Depuis un an, je m’intéresse au voca­bu­laire utilisé dans les collec­tifs mili­tants ─ dits ─ de soutiens et d’aidants aux immi­grants. Avant cela, j’ai étudié les mots les plus utilisés pour parler de l’immigration dans la presse et les textes insti­tu­tion­nels euro­péens, consta­tant le carac­tère fréquem­ment négatif et stéréo­typé de ces discours. Je change donc radi­ca­le­ment de pers­pec­tive et de terrain avec ces entre­tiens que je mène auprès d’acteurs soli­daires de diffé­rents collec­tifs, parti­ci­pant à leurs réunions publiques, à leurs mani­fes­ta­tions et à leurs opéra­tions de diffu­sion de tracts, de collage d’affiches et de criées dans le métro.

Alors que les échanges s’engagent dans le local asso­ciatif, Gene­viève*, mili­tante de longue date, initie un « point séman­tique », comme elle dit. Elle argue que le terme migrant n’a fait que remplacer celui de clan­destin et qu’il fait partie du « voca­bu­laire de l’Union Euro­péenne ». Elle préfère le terme réfugié qui souligne la situa­tion d’urgence, la préca­rité et l’errance de ces hommes et femmes qu’elle soutient. Gene­viève cite en réfé­rence la défi­ni­tion du Petit Robert qui évoque le travailleur migrant, selon l’expression des années 1960–1970. Exilé pour­rait convenir « à la rigueur », bien qu’il évoque plutôt les grandes figures de l’exil comme Pablo Neruda, Napoléon…

Le choix de la termi­no­logie est clai­re­ment le rejet
de la dicho­tomie binaire posée par le discours politique
entre le réfugié poli­tique, qui serait légitime,
et le migrant écono­mique qui ne le serait pas.

La discus­sion sur les termes s’engage. Migrant convient à Thomas car « il définit le plus leur réalité : ils bougent et ne vont peut-être pas rester en France ». Pour Leïla, « le terme migrant permet de ne pas faire de distinc­tion : peu importe pour­quoi la migra­tion arrive ». Zohra reven­dique, elle, le mot exilé parce « qu’on ne voit pas ce qu’il y a d’humain » derrière le terme migrant. Le mot est aussi peu prisé dans le collectif de sans-papiers dans lequel je pour­suis mon enquête en 2019 : après le terme sans-papiers, les membres du collectif préfèrent immi­grés ou immi­grants. Pour Alioune, qui est origi­naire du Sénégal, migrant « est le mot qu’ils [les gouver­ne­ments] utilisent pour ne pas donner leurs droits aux gens, [des gens] qu’il faut réprimer, qu’il faut renvoyer chez eux. »

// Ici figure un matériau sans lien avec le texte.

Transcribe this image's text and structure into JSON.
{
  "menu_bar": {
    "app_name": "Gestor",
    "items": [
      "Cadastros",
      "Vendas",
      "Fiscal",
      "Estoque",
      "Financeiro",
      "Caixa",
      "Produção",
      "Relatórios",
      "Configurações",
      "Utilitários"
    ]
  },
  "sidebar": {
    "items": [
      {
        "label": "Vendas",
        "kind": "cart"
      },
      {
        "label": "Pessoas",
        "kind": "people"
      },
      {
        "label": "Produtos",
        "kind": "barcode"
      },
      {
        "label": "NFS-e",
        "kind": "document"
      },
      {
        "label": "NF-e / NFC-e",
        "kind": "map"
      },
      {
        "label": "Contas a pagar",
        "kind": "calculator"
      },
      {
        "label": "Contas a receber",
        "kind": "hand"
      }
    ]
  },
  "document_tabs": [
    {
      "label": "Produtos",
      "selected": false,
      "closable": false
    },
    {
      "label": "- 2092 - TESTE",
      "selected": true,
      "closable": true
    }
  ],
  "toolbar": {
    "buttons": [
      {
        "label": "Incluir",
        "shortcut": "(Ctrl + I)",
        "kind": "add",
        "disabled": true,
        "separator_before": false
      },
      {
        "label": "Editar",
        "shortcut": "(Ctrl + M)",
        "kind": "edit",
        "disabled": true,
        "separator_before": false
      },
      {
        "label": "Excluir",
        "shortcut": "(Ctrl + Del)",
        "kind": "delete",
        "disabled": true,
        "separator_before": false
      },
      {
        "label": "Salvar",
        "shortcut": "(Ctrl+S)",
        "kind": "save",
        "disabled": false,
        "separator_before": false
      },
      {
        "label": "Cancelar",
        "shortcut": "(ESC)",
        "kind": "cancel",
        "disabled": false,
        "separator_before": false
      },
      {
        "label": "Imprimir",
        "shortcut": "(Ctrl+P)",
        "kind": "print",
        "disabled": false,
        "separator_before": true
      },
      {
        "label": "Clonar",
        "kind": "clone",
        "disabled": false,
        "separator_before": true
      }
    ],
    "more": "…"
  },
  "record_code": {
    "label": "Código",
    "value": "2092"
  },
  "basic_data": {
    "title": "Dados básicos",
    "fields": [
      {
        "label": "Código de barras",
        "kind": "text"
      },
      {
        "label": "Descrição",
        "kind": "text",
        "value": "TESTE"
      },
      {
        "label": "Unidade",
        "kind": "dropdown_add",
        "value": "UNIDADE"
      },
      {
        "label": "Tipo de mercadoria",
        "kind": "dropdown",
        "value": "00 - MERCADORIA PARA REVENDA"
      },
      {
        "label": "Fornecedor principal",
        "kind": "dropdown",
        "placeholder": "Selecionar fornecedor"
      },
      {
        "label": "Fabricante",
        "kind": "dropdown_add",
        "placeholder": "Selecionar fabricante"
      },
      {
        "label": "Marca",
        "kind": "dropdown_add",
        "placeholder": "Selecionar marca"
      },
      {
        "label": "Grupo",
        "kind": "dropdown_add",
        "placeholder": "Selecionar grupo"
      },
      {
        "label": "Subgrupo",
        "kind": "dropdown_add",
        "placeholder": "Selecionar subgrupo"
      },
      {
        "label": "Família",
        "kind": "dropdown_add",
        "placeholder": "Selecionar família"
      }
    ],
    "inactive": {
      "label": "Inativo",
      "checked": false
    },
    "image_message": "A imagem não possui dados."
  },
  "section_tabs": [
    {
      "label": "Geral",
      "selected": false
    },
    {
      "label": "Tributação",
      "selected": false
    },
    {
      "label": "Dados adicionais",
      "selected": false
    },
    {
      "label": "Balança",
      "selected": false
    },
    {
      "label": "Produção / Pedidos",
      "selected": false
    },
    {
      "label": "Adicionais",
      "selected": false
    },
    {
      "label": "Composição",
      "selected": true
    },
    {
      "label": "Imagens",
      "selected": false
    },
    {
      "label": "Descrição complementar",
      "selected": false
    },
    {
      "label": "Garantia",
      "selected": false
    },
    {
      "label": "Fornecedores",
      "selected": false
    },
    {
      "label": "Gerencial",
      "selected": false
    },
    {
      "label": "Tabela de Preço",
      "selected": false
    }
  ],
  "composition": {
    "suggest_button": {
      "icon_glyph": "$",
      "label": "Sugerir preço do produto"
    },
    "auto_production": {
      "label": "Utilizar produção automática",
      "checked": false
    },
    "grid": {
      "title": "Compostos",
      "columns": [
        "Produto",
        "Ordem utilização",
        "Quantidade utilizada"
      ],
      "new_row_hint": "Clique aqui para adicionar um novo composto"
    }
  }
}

Le lien entre ces diffé­rents posi­tion­ne­ments est clai­re­ment le rejet de la dicho­tomie binaire posée par le discours poli­tique entre le réfugié poli­tique, qui serait légi­time, et le migrant écono­mique qui ne le serait pas. J’ai moi-même choisi le terme d’immi­grant parce qu’il est moins fréquent que d’autres et n’est pas pris dans la polé­mique. Les mots utilisés circulent toujours dans un contexte spéci­fique : faire un choix lexical, commenter et justi­fier ce choix, est un moyen de se situer par rapport aux discours poli­tiques et média­tiques qui ont été produits jusque-là et par rapport aux mesures qui sont prises par le gouver­ne­ment. La trace de la polé­mique d’août 2015, lancée sur un blog d’Al Jazeera en anglais, annon­çant que la chaîne optait doré­na­vant pour refu­gees plutôt que migrants (en anglais), est palpable, même si tous les mili­tants ne s’en souviennent pas avec préci­sion. Cette polé­mique et les discours poli­tiques qui l’ont suivie four­nissent un cadre et des repères discur­sifs pour les prises de parole et les choix lexi­caux des personnes venant en aide aux immigrants.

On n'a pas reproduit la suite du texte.